The application requires personal information such as name, address, date of birth, last four digits of social security number, phone number, and e-mail address. An applicant is also required to provide proof of identity in the form of a state driver's license, state ID card, passport, or other form. See Qualifying Patient Application Instructions, Ill. Dep't of Pub. Health, https:// dph.illinois.gov/topics-services/prevention-wellness/medical-cannabis/patient-application-instructions.html (last visited Mar. 12, 2024) [https://perma.cc/ZFW4-C4PR].

¶ 72 Given the significant number of prerequisites in order to obtain a valid registry card, defendant cannot establish that he is similarly situated to individuals with a valid registry card. Users without a valid registry card, such as defendant, have not established any debilitating medical conditions or that they are receiving ongoing treatment by a health care professional.
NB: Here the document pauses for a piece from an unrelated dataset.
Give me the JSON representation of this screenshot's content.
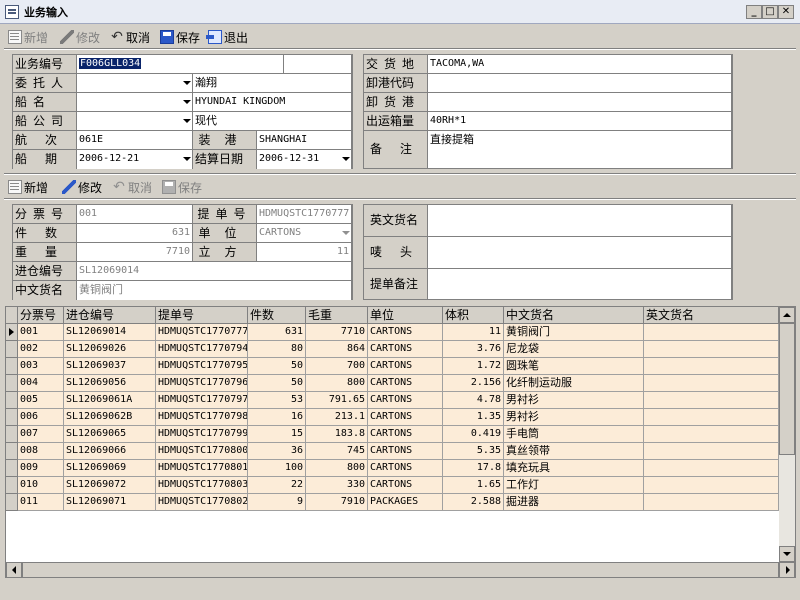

Additionally, under the Medical Cannabis Act, users with a valid registry card are presumed to be engaged in the medical use of cannabis so long as the amount of cannabis they possess does not exceed the amount allowed by subsection (a) of section 10 of the Medical Cannabis Act. See id. § 25(d)(1). Even if that presumption is rebutted and an individual with a valid registry card is deemed to be using cannabis recreationally, that does not change the fact that they are simultaneously receiving ongoing treatment from a health care professional. This distinguishes them from recreational users without a valid registry card, such that an equal protection claim fails.

¶ 73 This distinction also fits within the broad purpose and operation of the statutes at issue here. Section 11-501(a) of the Vehicle Code, the Medical Cannabis Act, and the Cannabis Regulation and Tax Act each have different legislative purposes. Section 11-501(a) of the Vehicle Code was enacted to keep impaired drivers off the road. Fate, 159 Ill.2d at 269; Minor, 2019 IL App (3d) 180171, ¶ 20. In achieving this purpose, courts have found that per se impairment statutes are constitutional. See People v. Ziltz, 98 Ill.2d 38, 42-43 (1983) (finding that statute imposing strict liability on drivers found to be impaired by an alcohol concentrate of 0.10% or above did not violate the United States Constitution). The Medical Cannabis Act legalized cannabis for medical use and acknowledged the benefits of cannabis when used for medical purposes. See 410 ILCS 130/1 et seq. (West 2020). And the Cannabis Regulation and Tax Act legalized the use of cannabis for recreational use and found that it should be treated similarly to alcohol in the eyes of the law. See 410 ILCS 705/1-1 et seq. (West 2020). In order to balance those competing interests, the legislature deemed it appropriate to treat individuals with a valid registry card differently from those without a valid registry card to achieve goals of both traffic and road safety and allowing individuals to benefit from the medical properties of cannabis. The creation of these two groups helps to serve the broader purposes of the legislature, and, accordingly, valid registry cardholders are not similarly situated to non-cardholders.

¶ 74 Even if the two groups were similarly situated, defendant's argument fails because there is a rational basis for treating the groups differently. Defendant's rational basis argument revolves solely around the Cannabis Regulation and Tax Act. See id. § 1-5(a). He argues that the purposes of the act is are to help law enforcement focus on non-cannabis crimes and so the State can generate revenue for social programs, but these purposes are not furthered by treating valid registry card holders differently from non-cardholders under section 11-501(a)(7) of the Vehicle Code.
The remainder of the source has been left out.